A search warrant was obtained for the home based upon evidence gathered during an approximately six-month investigation that involved detectives from Operation UNITE, the Morehead Police Department, U.S. Drug Enforcement Agency, Kentucky State Police Drug Enforcement Special Investigations Unit, and the U.S. Forest Service.
“Each of these agencies had a part in putting this case together,” Hays said. “The Morehead Police Department was especially helpful throughout the investigation.”
Police recovered approximately 5 grams of processed methamphetamine inside the home.
More suspects have been identified in connection with the investigation and more arrests are expected.
At about 4 p.m. seven UNITE detectives accompanied by four officers from the Morehead Police Department went to the home to serve the search warrant.
Upon entering the home they spotted materials involved in making meth in the kitchen and found Sorrell in a bathroom. He was immediately placed under arrest and everyone retreated outside until cleanup crews could arrive.
“Fortunately we caught Mr. Sorrell between production stages, a time when the potential danger was relatively low, but we didn’t know that until our crews arrived to clean up the lab.” Hays said. “Anyone exposed to the chemical fumes during production could experience long-term health problems or lung damage.”
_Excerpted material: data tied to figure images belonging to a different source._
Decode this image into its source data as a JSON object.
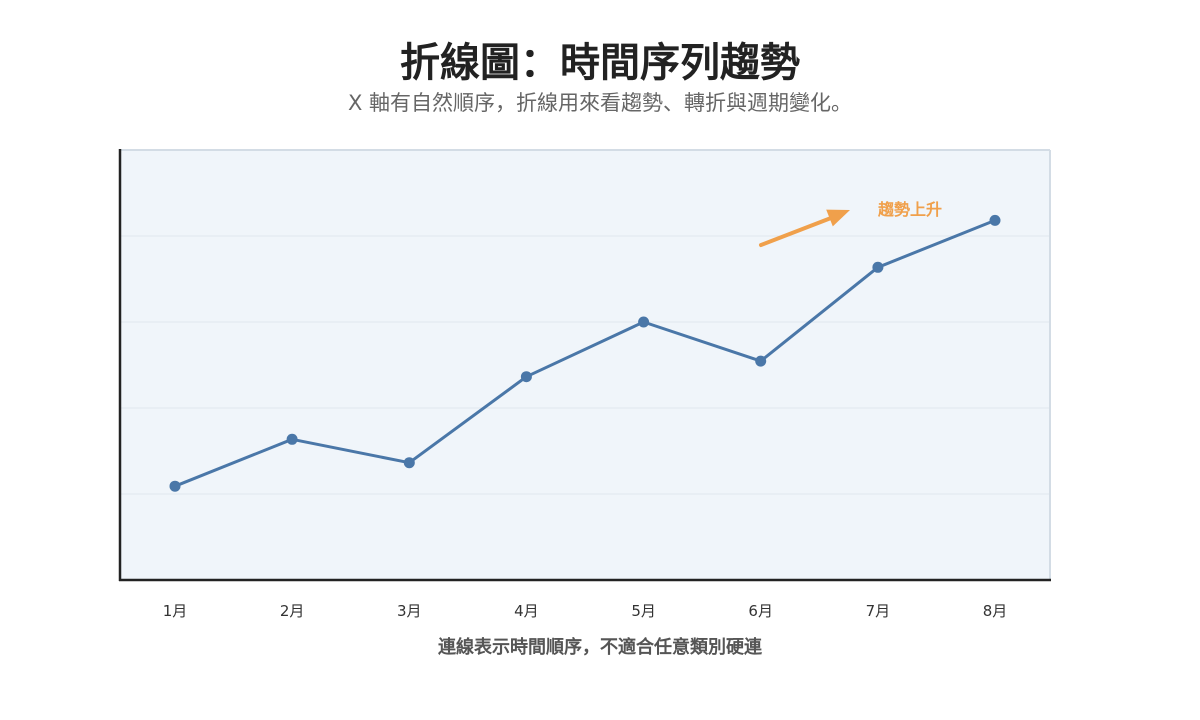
{
  "chart_data": {
    "type": "line",
    "title": "折線圖：時間序列趨勢",
    "subtitle": "X 軸有自然順序，折線用來看趨勢、轉折與週期變化。",
    "categories": [
      "1月",
      "2月",
      "3月",
      "4月",
      "5月",
      "6月",
      "7月",
      "8月"
    ],
    "series": [
      {
        "values": [
          12,
          18,
          15,
          26,
          33,
          28,
          40,
          46
        ]
      }
    ],
    "xlabel": "連線表示時間順序，不適合任意類別硬連",
    "ylabel": "",
    "ylim": [
      0,
      55
    ],
    "y_tick_labels_shown": false,
    "grid": true,
    "annotations": [
      {
        "text": "趨勢上升"
      }
    ],
    "colors": {
      "line": "#4a77a8",
      "annotation": "#f0a04b",
      "plot_background": "#f0f5fa",
      "grid": "#dfe6ed",
      "axis": "#222222",
      "border": "#d3dce5"
    }
  }
}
Authorities immediately ordered everyone living within a 1,000-foot radius of Sorrell’s home to be evacuated as a safety precaution. This included approximately 150 trailers in three mobile home parks and 50 nearby houses.
Morehead Mayor Brad Collins opened the Perkins Community Center as a shelter, while Rowan County Public Schools Superintendent Marvin Moore allowed children to play inside Clearfield Elementary School – which is located less than one-quarter mile from the scene.
Units from the Morehead Fire Department, Emergency Medical Services, Region 8 Haz-Mat Team and Rowan County Emergency Management assisted in securing the scene.
“Anything we wanted or needed was made available to us,” Hays said. “We really appreciate the professional support and assistance they provided.”
A UNITE meth lab clean-up crew arrived from London about 7:30 p.m. The scene was declared safe enough to allow residents back in their homes about 11 p.m.
Sorrell was lodged in the Rowan County Detention Center.